Liberal leadership candidate Volpe, a man who aspires to be prime minister of Canada one day, participated in this tawdry exercise. By doing so, Volpe made no friends in the oilpatch and he unquestionably made enemies. It is no exaggeration to say that, in the process, he wrote off Canada's No. 2 business centre.
It all seems inconceivable until you recall the lessons of history. This is the Liberal way. Liberals have resented Calgary since the first oil shock of the early 1970s, which threatened the entire order of things in Canada - a political system dominated by two provinces (Ontario and Quebec) and three cities (Toronto, Ottawa and Montreal).

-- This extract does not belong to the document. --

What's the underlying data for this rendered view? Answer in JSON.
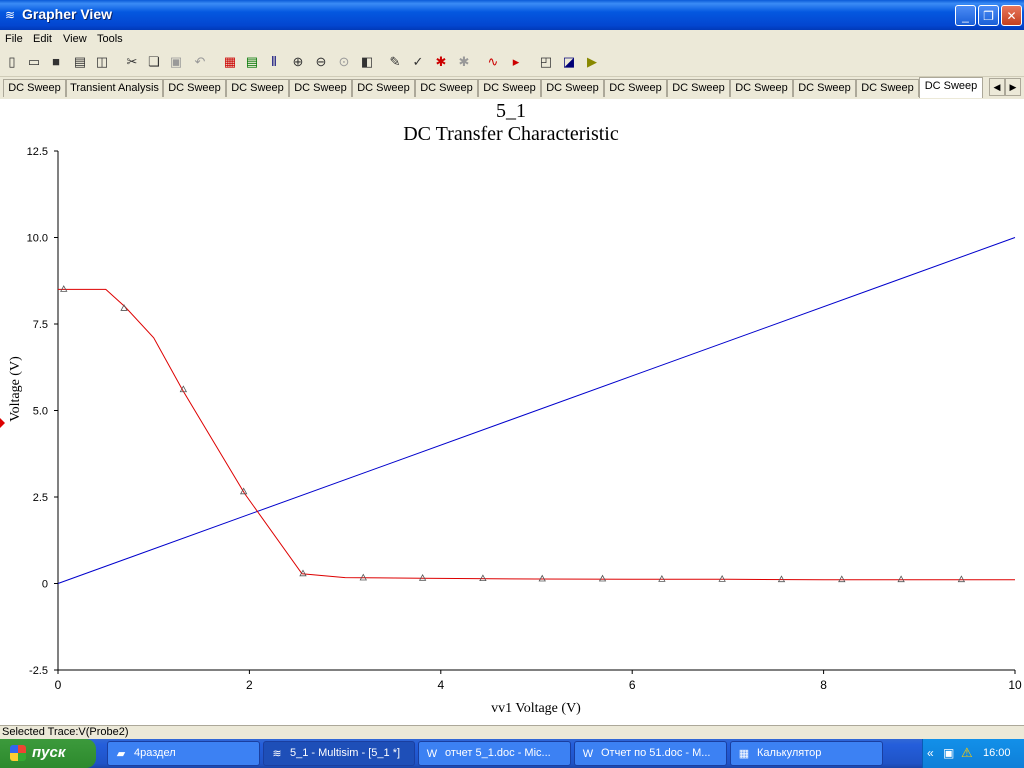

Pierre Trudeau saw oil industry revenues as wealth to be plundered for the good of the federal government and won his last election in February 1980 by pitting the interests of eastern consumers against those of western producers.
Fast-forward a generation and Paul Martin becomes prime minister promising reconciliation and an end to western alienation. And what did he do during the heat of the June 2004 election campaign? He saved his political skin by warning Canadians that Stephen Harper and Ralph Klein were planning to dismantle medicare - a wild charge based on some mild Alberta government proposals for health-care reform.
Liberals can't resist beating up on Alberta. In fact, it's almost a pathology with the party. That's why the prospect of Joe Volpe as leader is not only strange. It's appalling.